Fecha: 26 de Mayo de 2020

Tribunal: AP - Alicante

Ponente: CERON HERNANDEZ, JUAN CARLOS

Nº de sentencia: 242/2020

Núm. Cendoj: 03014370012020100060

Núm. Ecli: ES:APA:2020:204

Núm. Roj: SAP A 204/2020


Encabezamiento


AUDIENCIA PROVINCIAL
SECCIÓN PRIMERA
ALICANTE
PLZ. DEL AYUNTAMIENTO, nº 4-2ª planta
Tfno: 965.16.98.07 (Trámite y Apelaciones)
965.16.98.08 (Sentencias y Ejecutorias)
Fax: 965 169 812
NIG: 03009-41-1-2014-0002164
Procedimiento: Apelación Sentencias Violencia sobre la Mujer Nº 000174/2020-SB -
Dimana del Juicio Oral - 000218/2018
Del JUZGADO DE LO PENAL Nº 9 DE ALICANTE
Instructor INSTRUCCION Nº 1 DE DIRECCION000
Apelante Jacobo
Abogado DAVID YEPEZ SELLES
Procurador RAFAEL PALMER PEIDRO
Apelado/s Modesta
MINISTERIO FISCAL (C. G de Quesada)
Abogado ELENA REIG CRUAÑES
Procurador SILVIA TEROL CALATAYUD
SENTENCIA Nº 000242/2020
ILTMOS. SRES.:
D. JUAN CARLOS CERON HERNANDEZ
D. JOSE ANTONIO DURA CARRILLO
DÑA. ANA HOYOS SANABRIA
En la ciudad de Alicante, a veintiseis de mayo de 2020
La Sección Primera de la Audiencia Provincial de ALICANTE, integrada por los Iltmos. Sres. expresados al
margen, ha visto el presente recurso de apelación en ambos efectos, interpuesto contra la Sentencia nº 198,
de fecha 16/09/19 pronunciada por el/la Ilmo./a. Magistrado/a-Juez del JUZGADO DE LO PENAL Nº 9 DE

ALICANTE en el Juicio Oral - 000218/2018 , habiendo actuado como parte apelante Jacobo , representado
por el Procurador Sr./a. PALMER PEIDRO, RAFAEL y dirigido por el Letrado Sr./a. YEPEZ SELLES, DAVID, y como
parte apelada Modesta y el MINISTERIO FISCAL (C. G de Quesada), representado por el Procurador Sr./a.
TEROL CALATAYUD, SILVIA y dirigido por el Letrado Sr./a. REIG CRUAÑES, ELENA.

Antecedentes

Primero.- Son HECHOS PROBADOS de la Sentencia apelada, los del tenor literal siguiente: UNICO.- Se considera probado y así se declara expresamente que el acusado, Jacobo , desde el año 2013, ha sometido a su pareja, Modesta en el domicilio común, sito en la localidad de DIRECCION001 , partido judicial de DIRECCION000 , a constantes y continuos malos tratos tanto psíquicos; siendo diarios los menosprecios y vejaciones hacía la misma tales como 'que no vales para nada, eres una inútil, eres incapaz de conseguir nada, mongólica, malnacida' siendo constantes las discusiones y gritos en la casa, ejerciendo un control sobre ella, ya que la misma trabajaba para él; como físicos consistentes en zarandeos y empujones. El acusado mantenía en el mismo domicilio en el que residía con Modesta y el hijo común, otra relación, relegando a Modesta por dicho motivo a un segundo plano en el trabajo, dejando a la misma sin trabajar y sin cobrar en ocasiones y manteniendo la situación de dependencia con vejaciones hacía la misma.

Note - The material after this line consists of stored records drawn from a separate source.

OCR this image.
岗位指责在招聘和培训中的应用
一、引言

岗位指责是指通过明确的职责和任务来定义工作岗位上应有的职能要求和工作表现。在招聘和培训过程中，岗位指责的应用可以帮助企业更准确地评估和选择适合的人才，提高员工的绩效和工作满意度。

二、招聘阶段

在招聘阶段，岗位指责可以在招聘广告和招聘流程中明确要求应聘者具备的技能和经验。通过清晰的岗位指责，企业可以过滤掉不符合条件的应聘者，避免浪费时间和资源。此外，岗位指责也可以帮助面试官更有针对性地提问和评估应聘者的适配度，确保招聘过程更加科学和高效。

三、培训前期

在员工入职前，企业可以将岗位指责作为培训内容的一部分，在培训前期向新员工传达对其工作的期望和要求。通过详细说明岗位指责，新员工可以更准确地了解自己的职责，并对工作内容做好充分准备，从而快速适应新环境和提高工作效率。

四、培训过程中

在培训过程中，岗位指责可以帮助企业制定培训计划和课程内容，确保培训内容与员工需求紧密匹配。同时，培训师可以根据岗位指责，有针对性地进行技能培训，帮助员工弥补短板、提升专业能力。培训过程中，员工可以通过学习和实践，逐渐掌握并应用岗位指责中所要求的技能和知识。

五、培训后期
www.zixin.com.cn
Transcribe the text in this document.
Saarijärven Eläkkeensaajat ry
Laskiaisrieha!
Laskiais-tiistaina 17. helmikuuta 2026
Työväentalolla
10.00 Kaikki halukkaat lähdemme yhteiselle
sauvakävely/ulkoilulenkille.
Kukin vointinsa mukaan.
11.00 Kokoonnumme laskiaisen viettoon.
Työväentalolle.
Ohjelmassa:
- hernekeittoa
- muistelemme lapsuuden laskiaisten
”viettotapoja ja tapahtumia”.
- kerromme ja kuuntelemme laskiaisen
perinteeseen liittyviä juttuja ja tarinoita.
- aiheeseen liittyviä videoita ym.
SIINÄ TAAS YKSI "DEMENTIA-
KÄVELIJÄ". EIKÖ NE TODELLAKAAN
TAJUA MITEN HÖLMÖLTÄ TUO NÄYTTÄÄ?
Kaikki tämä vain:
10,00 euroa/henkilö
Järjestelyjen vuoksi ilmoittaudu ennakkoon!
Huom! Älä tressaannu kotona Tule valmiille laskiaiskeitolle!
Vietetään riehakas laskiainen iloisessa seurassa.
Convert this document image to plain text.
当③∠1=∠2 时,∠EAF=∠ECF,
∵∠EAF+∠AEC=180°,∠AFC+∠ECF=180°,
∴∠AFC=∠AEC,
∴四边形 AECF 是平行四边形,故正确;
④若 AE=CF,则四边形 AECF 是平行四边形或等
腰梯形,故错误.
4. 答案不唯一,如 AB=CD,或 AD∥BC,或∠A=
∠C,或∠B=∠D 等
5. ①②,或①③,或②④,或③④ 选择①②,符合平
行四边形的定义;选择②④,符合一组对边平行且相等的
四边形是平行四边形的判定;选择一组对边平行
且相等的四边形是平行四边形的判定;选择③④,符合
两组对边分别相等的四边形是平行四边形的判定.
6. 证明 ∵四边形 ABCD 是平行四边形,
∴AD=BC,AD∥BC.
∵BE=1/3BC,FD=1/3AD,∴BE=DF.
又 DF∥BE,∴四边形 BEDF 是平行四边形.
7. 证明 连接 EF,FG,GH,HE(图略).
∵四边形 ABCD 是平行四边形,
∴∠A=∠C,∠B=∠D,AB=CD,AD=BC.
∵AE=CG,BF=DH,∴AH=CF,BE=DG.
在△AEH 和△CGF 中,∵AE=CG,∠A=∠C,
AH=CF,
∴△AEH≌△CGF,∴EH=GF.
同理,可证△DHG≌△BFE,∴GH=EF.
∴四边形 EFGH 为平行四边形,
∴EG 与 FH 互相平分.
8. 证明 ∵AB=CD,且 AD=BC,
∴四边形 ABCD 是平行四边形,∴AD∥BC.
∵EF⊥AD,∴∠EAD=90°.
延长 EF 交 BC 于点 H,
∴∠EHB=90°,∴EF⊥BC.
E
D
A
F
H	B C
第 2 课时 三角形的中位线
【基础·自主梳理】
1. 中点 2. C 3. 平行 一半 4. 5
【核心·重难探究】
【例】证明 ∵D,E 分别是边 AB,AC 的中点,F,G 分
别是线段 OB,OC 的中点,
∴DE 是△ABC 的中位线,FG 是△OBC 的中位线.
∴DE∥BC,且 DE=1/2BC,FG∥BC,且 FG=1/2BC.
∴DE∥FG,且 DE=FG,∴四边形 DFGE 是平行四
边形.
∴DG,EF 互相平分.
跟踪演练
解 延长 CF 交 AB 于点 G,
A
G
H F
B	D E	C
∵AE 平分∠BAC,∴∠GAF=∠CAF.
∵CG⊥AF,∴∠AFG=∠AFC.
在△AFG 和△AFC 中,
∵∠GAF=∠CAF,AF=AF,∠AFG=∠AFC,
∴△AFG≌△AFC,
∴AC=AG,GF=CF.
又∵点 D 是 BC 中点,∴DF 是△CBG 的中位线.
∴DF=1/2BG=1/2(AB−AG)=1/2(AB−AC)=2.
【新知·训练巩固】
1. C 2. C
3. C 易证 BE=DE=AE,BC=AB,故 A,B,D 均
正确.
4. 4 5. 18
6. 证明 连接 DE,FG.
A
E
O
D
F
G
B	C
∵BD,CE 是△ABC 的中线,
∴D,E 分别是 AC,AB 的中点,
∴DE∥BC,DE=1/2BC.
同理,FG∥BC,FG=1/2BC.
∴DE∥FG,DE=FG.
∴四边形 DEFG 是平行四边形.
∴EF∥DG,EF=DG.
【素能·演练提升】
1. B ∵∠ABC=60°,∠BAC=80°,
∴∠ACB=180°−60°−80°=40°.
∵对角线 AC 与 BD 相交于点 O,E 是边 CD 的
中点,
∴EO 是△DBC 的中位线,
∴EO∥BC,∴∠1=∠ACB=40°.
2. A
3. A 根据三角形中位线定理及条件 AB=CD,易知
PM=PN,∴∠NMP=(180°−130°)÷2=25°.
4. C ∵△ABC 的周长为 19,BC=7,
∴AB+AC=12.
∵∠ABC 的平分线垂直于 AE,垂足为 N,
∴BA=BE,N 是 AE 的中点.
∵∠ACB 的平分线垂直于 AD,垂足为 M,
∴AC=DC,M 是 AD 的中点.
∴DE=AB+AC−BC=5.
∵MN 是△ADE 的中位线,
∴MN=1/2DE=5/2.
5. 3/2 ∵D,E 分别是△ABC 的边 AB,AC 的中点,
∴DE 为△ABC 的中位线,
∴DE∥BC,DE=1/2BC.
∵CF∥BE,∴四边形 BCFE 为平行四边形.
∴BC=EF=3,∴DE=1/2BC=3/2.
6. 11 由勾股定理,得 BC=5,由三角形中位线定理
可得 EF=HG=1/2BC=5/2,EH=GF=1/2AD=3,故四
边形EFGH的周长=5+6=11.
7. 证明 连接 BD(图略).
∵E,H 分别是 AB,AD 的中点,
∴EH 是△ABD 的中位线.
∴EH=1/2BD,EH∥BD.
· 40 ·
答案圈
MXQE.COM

Con anterioridad al día 24 de febrero de 2014, ante la situación de maltrato, Modesta decidió acudir a la oficina de Víctima del delito y al centro 24 horas con el fin de recibir ayuda, y de ahí procedió a denunciar por los hechos al acusado.

.

Segundo.- El FALLO de dicha Sentencia recurrida literalmente dice: 'Que debo CONDENAR y CONDENO a Jacobo como criminalmente responsable en concepto de autor de un delito de maltrato psíquico habitual, ya definido, con la atenuante de dilaciones indebidas como muy cualificada, a la pena de tres meses de prisión con la accesoria de inhabilitación especial para el derecho de sufragio pasivo durante el tiempo de la condena, privación del derecho a la tenencia y porte de armas por tiempo de 18 meses y la prohibición de que el acusado se aproxime a Modesta , a una distancia de 300 metros, en cualquier lugar dónde se encuentre, así como acercarse a su domicilio, lugar de trabajo y cualquier lugar que sea frecuentado por ella y la prohibición de establecer con ella por cualquier medio de comunicación, informático o telemático contacto escrito, verbal o visual por tiempo de dos años y costas.

Que debo ABSOLVER y ABSUELVO a Jacobo del delito de maltrato en el ámbito familiar que le era imputado por el Fiscal con todos los pronunciamientos favorables. '.

Tercero.- Contra dicha Sentencia, se formalizó ante el Organismo decisor, por la representación procesal de Jacobo el presente recurso de apelación.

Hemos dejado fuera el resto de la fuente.